Ilustrasi bendera Republik Rakyat China (AP/Mark Schiefelbein)
Ilustrasi bendera Republik Rakyat China (AP/Mark Schiefelbein)

Juru Bicara Kementerian Luar Negeri China, Geng Shuang, mengatakan insiden itu "layak dikutuk," tetapi tidak mengonfirmasi atau menyangkal jika sebuah kapal Tiongkok terlibat.

Mengutip informasi yang diberikan oleh Filipina, Geng menggambarkan tenggelamnya kapal itu sebagai "kecelakaan lalu lintas maritim biasa."

"Adalah tidak bertanggung jawab untuk menggunakan media untuk menggembar-gemborkan dan mempolitisasi insiden itu tanpa verifikasi," kata Geng, seperti dikutip dari Fox News.

Sang jubir menambahkan bahwa penyelidikan sedang berlangsung dalam koordinasi antara China dengan otoritas Filipina.

Objek Persengketaan

Kota Sansha di Pulau Yongxing atau Pulau Woody di gugus kepulauan Paracel, salah satu lokasi yang kerap dipersengketakan di Laut China Selatan (AFP PHOTO via VOA)
Kota Sansha di Pulau Yongxing atau Pulau Woody di gugus kepulauan Paracel, salah satu lokasi yang kerap dipersengketakan di Laut China Selatan (AFP PHOTO via VOA)

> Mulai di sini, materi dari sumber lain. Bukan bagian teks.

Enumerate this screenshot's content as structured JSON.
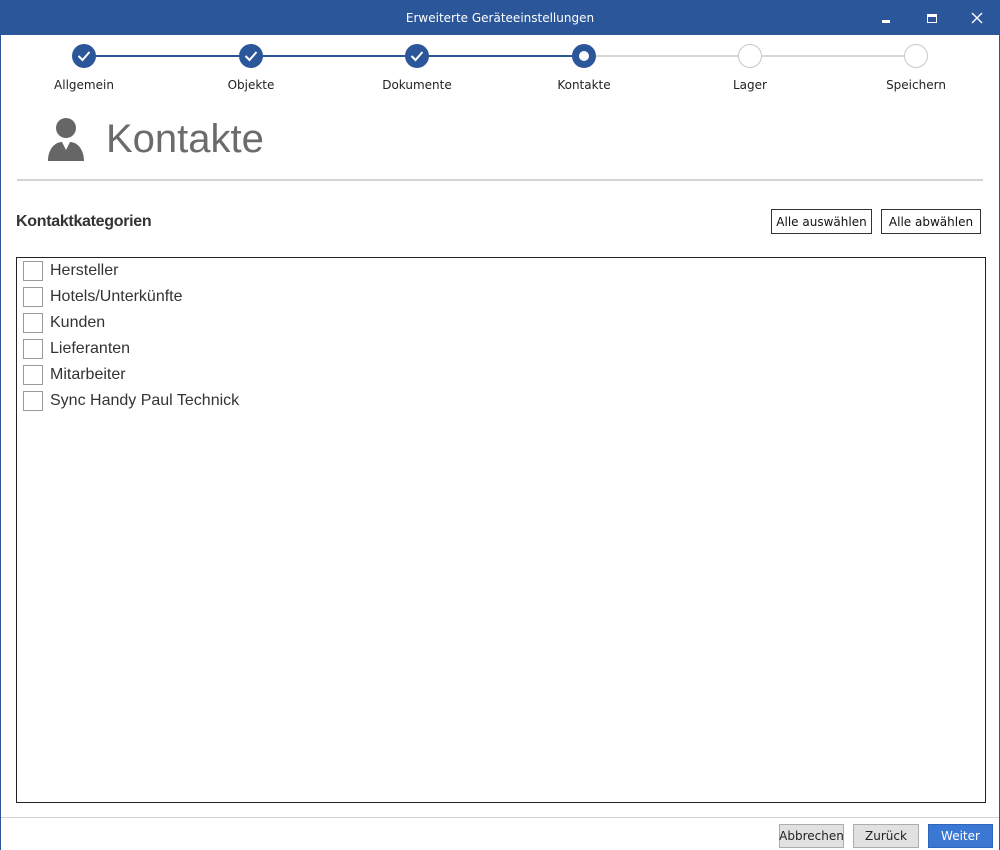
{
  "window": {
    "title": "Erweiterte Geräteeinstellungen"
  },
  "stepper": {
    "steps": [
      {
        "label": "Allgemein",
        "state": "done"
      },
      {
        "label": "Objekte",
        "state": "done"
      },
      {
        "label": "Dokumente",
        "state": "done"
      },
      {
        "label": "Kontakte",
        "state": "current"
      },
      {
        "label": "Lager",
        "state": "todo"
      },
      {
        "label": "Speichern",
        "state": "todo"
      }
    ]
  },
  "page": {
    "title": "Kontakte",
    "icon": "person-icon"
  },
  "categories": {
    "label": "Kontaktkategorien",
    "select_all_label": "Alle auswählen",
    "deselect_all_label": "Alle abwählen",
    "items": [
      {
        "label": "Hersteller",
        "checked": false
      },
      {
        "label": "Hotels/Unterkünfte",
        "checked": false
      },
      {
        "label": "Kunden",
        "checked": false
      },
      {
        "label": "Lieferanten",
        "checked": false
      },
      {
        "label": "Mitarbeiter",
        "checked": false
      },
      {
        "label": "Sync Handy Paul Technick",
        "checked": false
      }
    ]
  },
  "footer": {
    "cancel_label": "Abbrechen",
    "back_label": "Zurück",
    "next_label": "Weiter"
  },
  "colors": {
    "accent": "#2b579a",
    "primary_button": "#3a78d4",
    "step_todo": "#d8d8d8"
  }
}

Laut China Selatan yang diperebutkan sejak lama merupakan titik tensi yang potensial di Asia dengan enam negara mengklaim bagian perairan yang tumpang tindih.

Ketegangan meningkat setelah China mengubah tujuh terumbu yang disengketakan menjadi pulau-pulau reklamasi yang dapat berfungsi sebagai pangkalan militer dan mengintimidasi negara-negara penuntut saingan di jalur air strategis, di mana pasukan AS telah melakukan patroli "kebebasan navigasi".

Kapal-kapal Tiongkok sebelumnya telah memblokir atau mengintimidasi kapal-kapal militer dan sipil Filipina di Reed Bank dan Second Thomas Shoal.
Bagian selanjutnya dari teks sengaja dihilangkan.